Every time I provide a business with my phone number, within a few days there are multiple tele-scam phone calls.

It gets so bad I simply turn off the ringer. If it is important they can leave a message, most do not and therefore it is not important.

I imagine that data brokers, at a minimum, share responsibility – more likely they are responsible for all of it.

HotHead (profile) says:

Re:

I blame both. Being a data broker entails misusing data. Knowingly helping US governments bypass the Fourth Amendment is misusing data. Making money off “anonymized” data despite knowingly getting it without the consent and knowledge of consumers while also bring fully aware that truly anonymized data (doesn’t exist, but bear with me for the sake of argument) wouldn’t be viable for making a business as a data broker.
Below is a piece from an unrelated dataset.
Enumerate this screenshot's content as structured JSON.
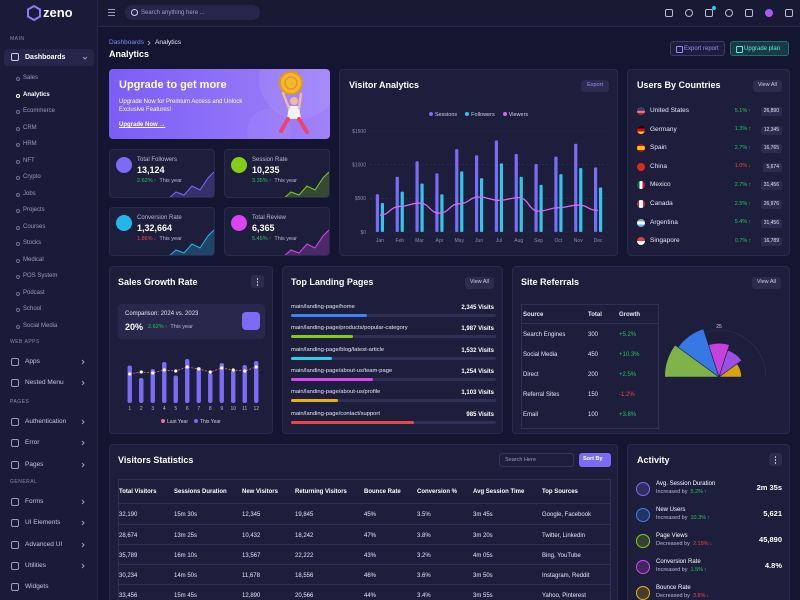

Section 230 is irrelevant. I hope you’re not that John Smith who keeps lying about Section 230 and the First Amendment.

Anonymous Coward says:

Question

How is paying a company for data different from paying a government employee to gather data? I get there are technicalities, one is a private business, the other is an agent of the government, but regardless of how it is accomplished in the end the result is the same, mass surveillance of US citizens without due process of law.

Our politicians are quick to call companies in other countries “agents of the state” for accepting money from the government to spy on their own citizens as well as citizens abroad. Tiktok comes to mind. How is this any different?